Use of the SAS Exam Centre requires students to book their exams at least 7 days in advance and not later than the 40th Class Day.
For Guelph students, information can be found on the SAS website.
Academic Integrity
The University of Guelph is committed to upholding the highest standards of academic integrity, and it is the responsibility of all members of the University community-faculty, staff, and students-to be aware of what constitutes academic misconduct and to do as much as possible to prevent academic offences from occurring. University of Guelph students have the responsibility of abiding by the University's policy on academic misconduct regardless of their location of study; faculty, staff, and students have the responsibility of supporting an environment that encourages academic integrity. Students need to remain aware that instructors have access to and the right to use electronic and other means of detection.

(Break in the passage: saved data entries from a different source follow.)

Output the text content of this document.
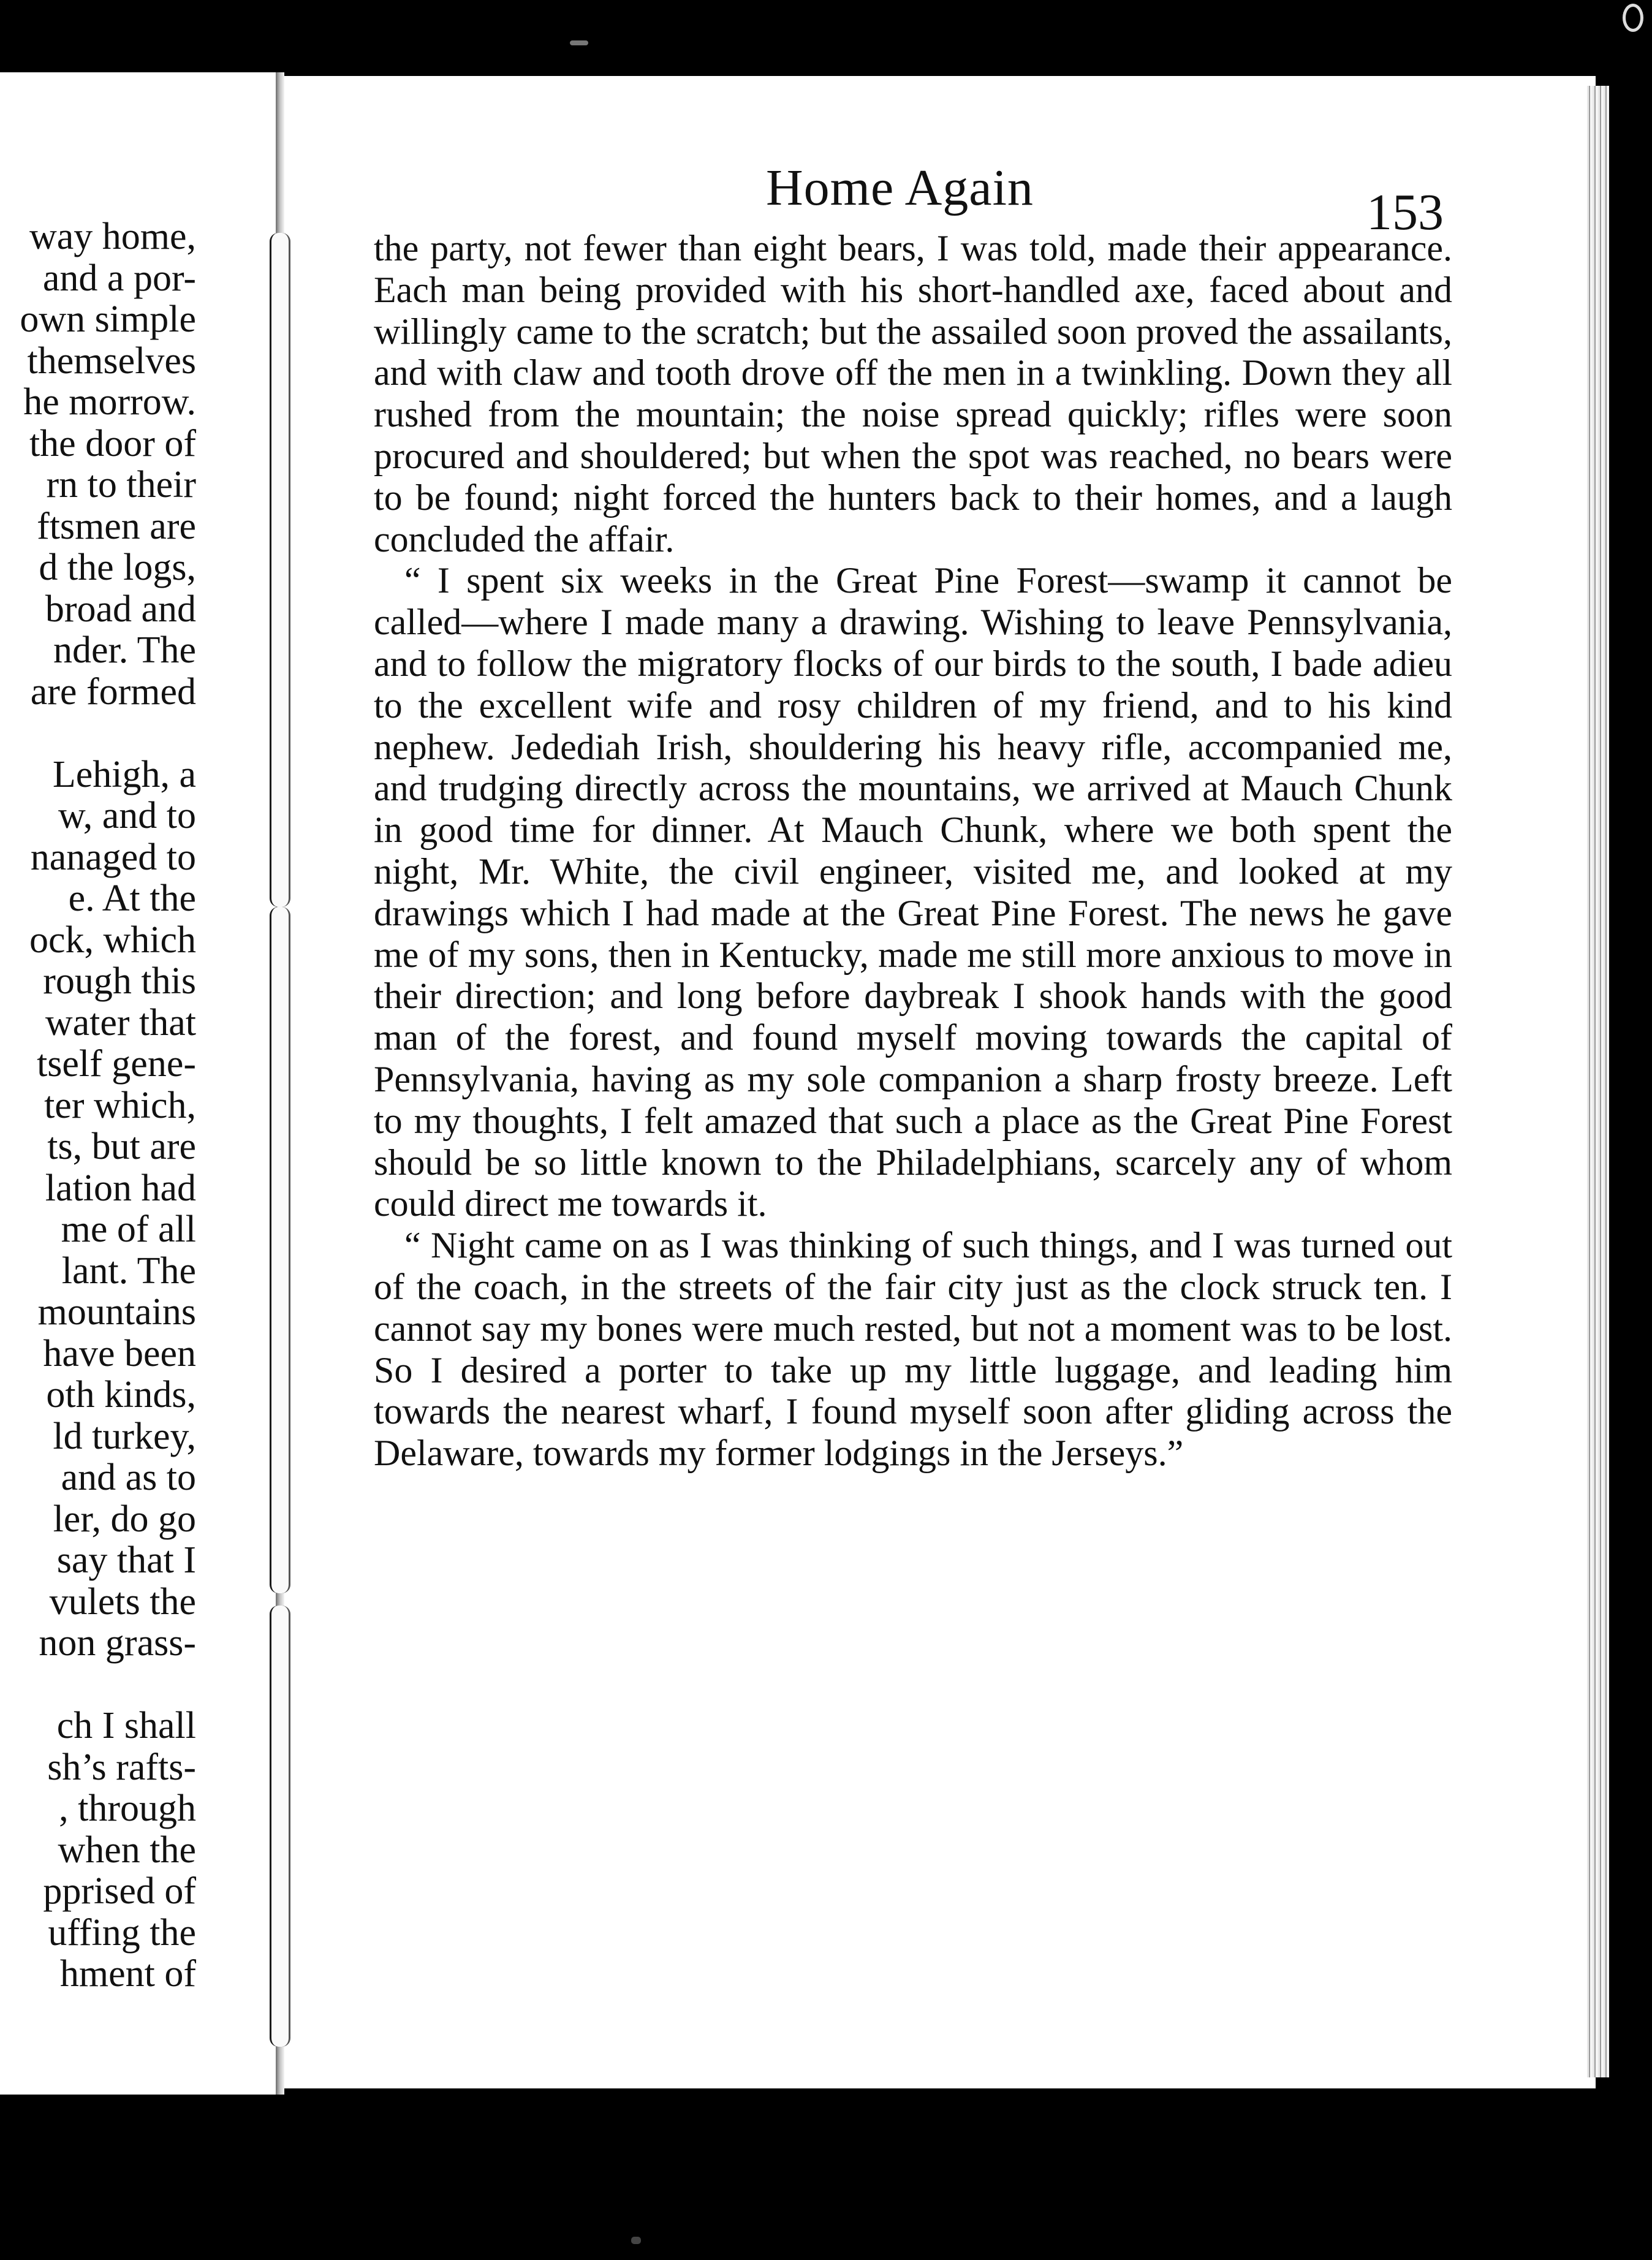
way home,
and a por-
own simple
themselves
he morrow.
the door of
rn to their
ftsmen are
d the logs,
broad and
nder. The
are formed
Lehigh, a
w, and to
nanaged to
e. At the
ock, which
rough this
water that
tself gene-
ter which,
ts, but are
lation had
me of all
lant. The
mountains
have been
oth kinds,
ld turkey,
and as to
ler, do go
say that I
vulets the
non grass-
ch I shall
sh’s rafts-
, through
when the
pprised of
uffing the
hment of
Home Again	153

the party, not fewer than eight bears, I was told, made their appearance. Each man being provided with his short-handled axe, faced about and willingly came to the scratch; but the assailed soon proved the assailants, and with claw and tooth drove off the men in a twinkling. Down they all rushed from the mountain; the noise spread quickly; rifles were soon procured and shouldered; but when the spot was reached, no bears were to be found; night forced the hunters back to their homes, and a laugh concluded the affair.

“ I spent six weeks in the Great Pine Forest—swamp it cannot be called—where I made many a drawing. Wishing to leave Pennsylvania, and to follow the migratory flocks of our birds to the south, I bade adieu to the excellent wife and rosy children of my friend, and to his kind nephew. Jedediah Irish, shouldering his heavy rifle, accompanied me, and trudging directly across the mountains, we arrived at Mauch Chunk in good time for dinner. At Mauch Chunk, where we both spent the night, Mr. White, the civil engineer, visited me, and looked at my drawings which I had made at the Great Pine Forest. The news he gave me of my sons, then in Kentucky, made me still more anxious to move in their direction; and long before daybreak I shook hands with the good man of the forest, and found myself moving towards the capital of Pennsylvania, having as my sole companion a sharp frosty breeze. Left to my thoughts, I felt amazed that such a place as the Great Pine Forest should be so little known to the Philadelphians, scarcely any of whom could direct me towards it.

“ Night came on as I was thinking of such things, and I was turned out of the coach, in the streets of the fair city just as the clock struck ten. I cannot say my bones were much rested, but not a moment was to be lost. So I desired a porter to take up my little luggage, and leading him towards the nearest wharf, I found myself soon after gliding across the Delaware, towards my former lodgings in the Jerseys.”
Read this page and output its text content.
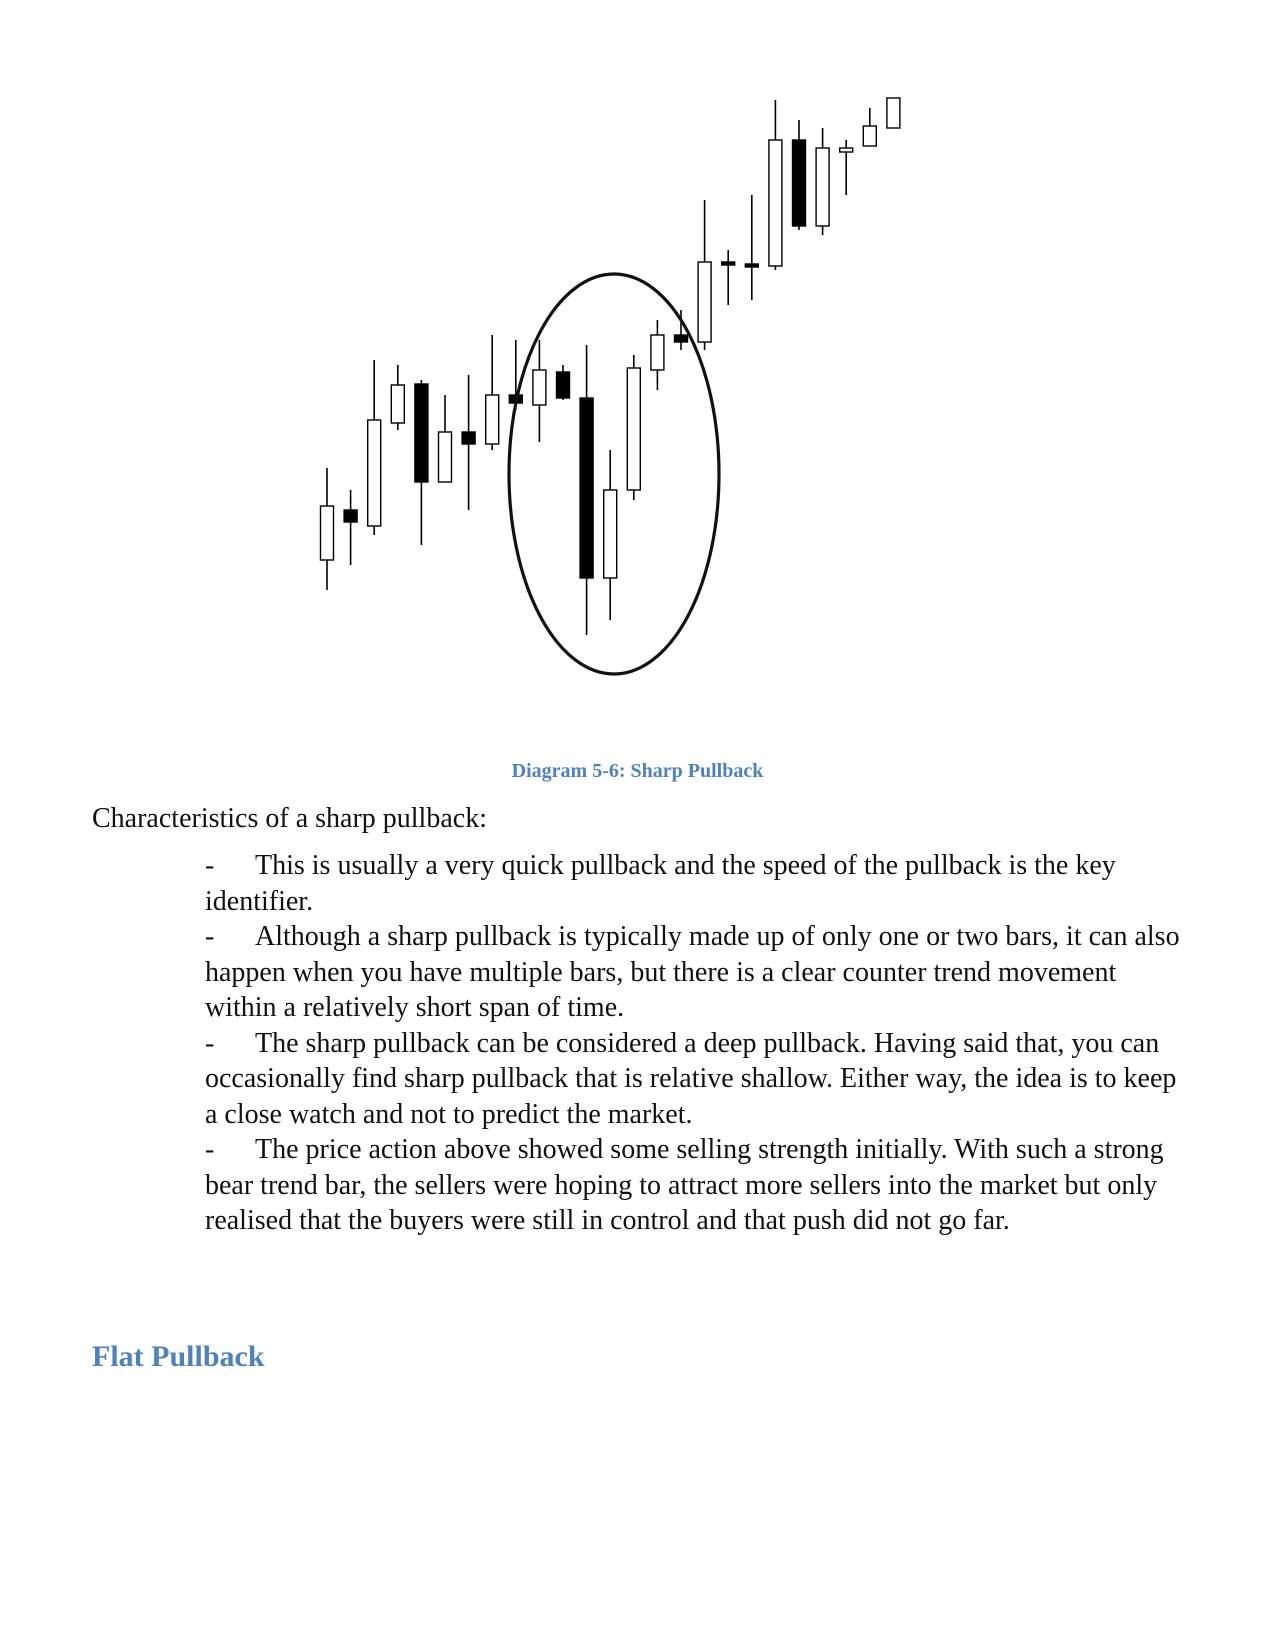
Diagram 5-6: Sharp Pullback
Characteristics of a sharp pullback:
- This is usually a very quick pullback and the speed of the pullback is the key identifier.
- Although a sharp pullback is typically made up of only one or two bars, it can also happen when you have multiple bars, but there is a clear counter trend movement within a relatively short span of time.
- The sharp pullback can be considered a deep pullback. Having said that, you can occasionally find sharp pullback that is relative shallow. Either way, the idea is to keep a close watch and not to predict the market.
- The price action above showed some selling strength initially. With such a strong bear trend bar, the sellers were hoping to attract more sellers into the market but only realised that the buyers were still in control and that push did not go far.
Flat Pullback
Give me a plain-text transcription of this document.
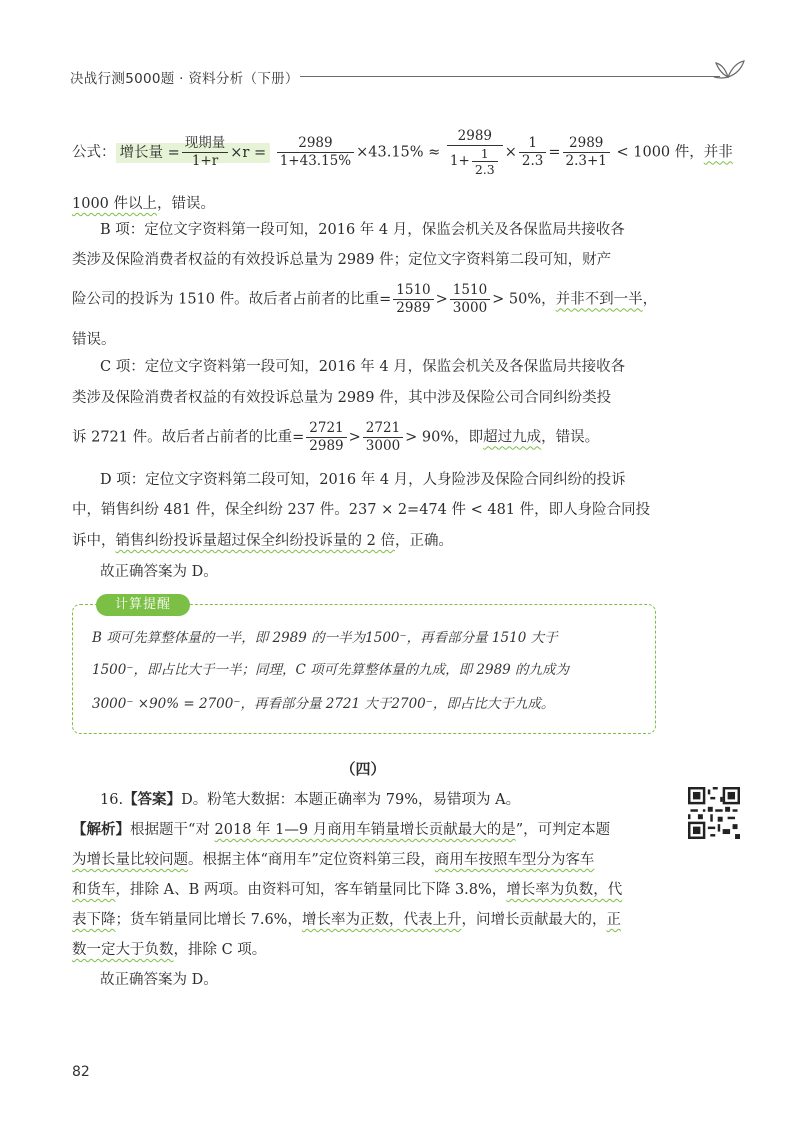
决战行测5000题 · 资料分析（下册）
公式： 增长量 = $\frac{\text{现期量}}{1+r} \times r = \frac{2989}{1+43.15\%} \times 43.15\% \approx \frac{2989}{1+ \frac{1}{2.3}} \times \frac{1}{2.3} = \frac{2989}{2.3+1} < 1000$ 件，并非
1000 件以上，错误。
B 项：定位文字资料第一段可知，2016 年 4 月，保监会机关及各保监局共接收各
类涉及保险消费者权益的有效投诉总量为 2989 件；定位文字资料第二段可知，财产
险公司的投诉为 1510 件。故后者占前者的比重= $\frac{1510}{2989} > \frac{1510}{3000} > 50\%$，并非不到一半，
错误。
C 项：定位文字资料第一段可知，2016 年 4 月，保监会机关及各保监局共接收各
类涉及保险消费者权益的有效投诉总量为 2989 件，其中涉及保险公司合同纠纷类投
诉 2721 件。故后者占前者的比重= $\frac{2721}{2989} > \frac{2721}{3000} > 90\%$，即超过九成，错误。
D 项：定位文字资料第二段可知，2016 年 4 月，人身险涉及保险合同纠纷的投诉
中，销售纠纷 481 件，保全纠纷 237 件。237 × 2=474 件 < 481 件，即人身险合同投
诉中，销售纠纷投诉量超过保全纠纷投诉量的 2 倍，正确。
故正确答案为 D。
计算提醒
B 项可先算整体量的一半，即 2989 的一半为1500⁻，再看部分量 1510 大于
1500⁻，即占比大于一半；同理，C 项可先算整体量的九成，即 2989 的九成为
3000⁻ ×90% = 2700⁻，再看部分量 2721 大于2700⁻，即占比大于九成。
（四）
16.【答案】D。粉笔大数据：本题正确率为 79%，易错项为 A。
【解析】根据题干“对 2018 年 1—9 月商用车销量增长贡献最大的是”，可判定本题
为增长量比较问题。根据主体“商用车”定位资料第三段，商用车按照车型分为客车
和货车，排除 A、B 两项。由资料可知，客车销量同比下降 3.8%，增长率为负数，代
表下降；货车销量同比增长 7.6%，增长率为正数，代表上升，问增长贡献最大的，正
数一定大于负数，排除 C 项。
故正确答案为 D。
82
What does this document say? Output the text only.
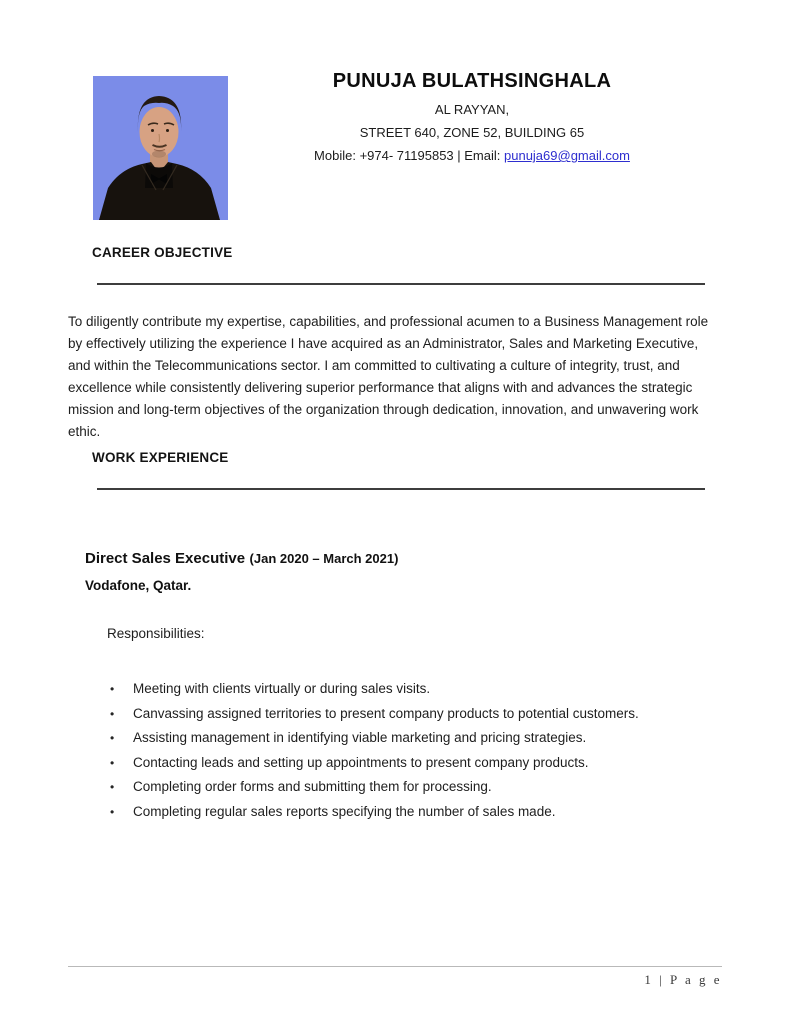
PUNUJA BULATHSINGHALA
AL RAYYAN,
STREET 640, ZONE 52, BUILDING 65
Mobile: +974- 71195853 | Email: punuja69@gmail.com
CAREER OBJECTIVE

To diligently contribute my expertise, capabilities, and professional acumen to a Business Management role by effectively utilizing the experience I have acquired as an Administrator, Sales and Marketing Executive, and within the Telecommunications sector. I am committed to cultivating a culture of integrity, trust, and excellence while consistently delivering superior performance that aligns with and advances the strategic mission and long-term objectives of the organization through dedication, innovation, and unwavering work ethic.

WORK EXPERIENCE
Direct Sales Executive (Jan 2020 – March 2021)
Vodafone, Qatar.
Responsibilities:
•	Meeting with clients virtually or during sales visits.
•	Canvassing assigned territories to present company products to potential customers.
•	Assisting management in identifying viable marketing and pricing strategies.
•	Contacting leads and setting up appointments to present company products.
•	Completing order forms and submitting them for processing.
•	Completing regular sales reports specifying the number of sales made.
1 | P a g e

Please note: Whether or not a student intended to commit academic misconduct is not relevant for a finding of guilt. Hurried or careless submission of assignments does not excuse students from responsibility for verifying the academic integrity of their work before submitting it. Students who are in any doubt as to whether an action on their part could be construed as an academic offence should consult with a faculty member or faculty advisor.
Recording of Materials
Presentations that are made in relation to course work - including lectures - cannot be recorded or copied without the permission of the presenter, whether the instructor, a student, or guest lecturer. Material recorded with permission is restricted to use for that course unless further permission is granted.
Resources
The Academic Calendars are the source of information about the University of Guelph’s procedures, policies, and regulations that apply to undergraduate, graduate, and diploma programs.
Disclaimer
Please note: This is a preliminary web course description. The department reserves the right to change without notice any information in this description. An official course outline will be distributed in the first class of the semester and/or posted on Courselink.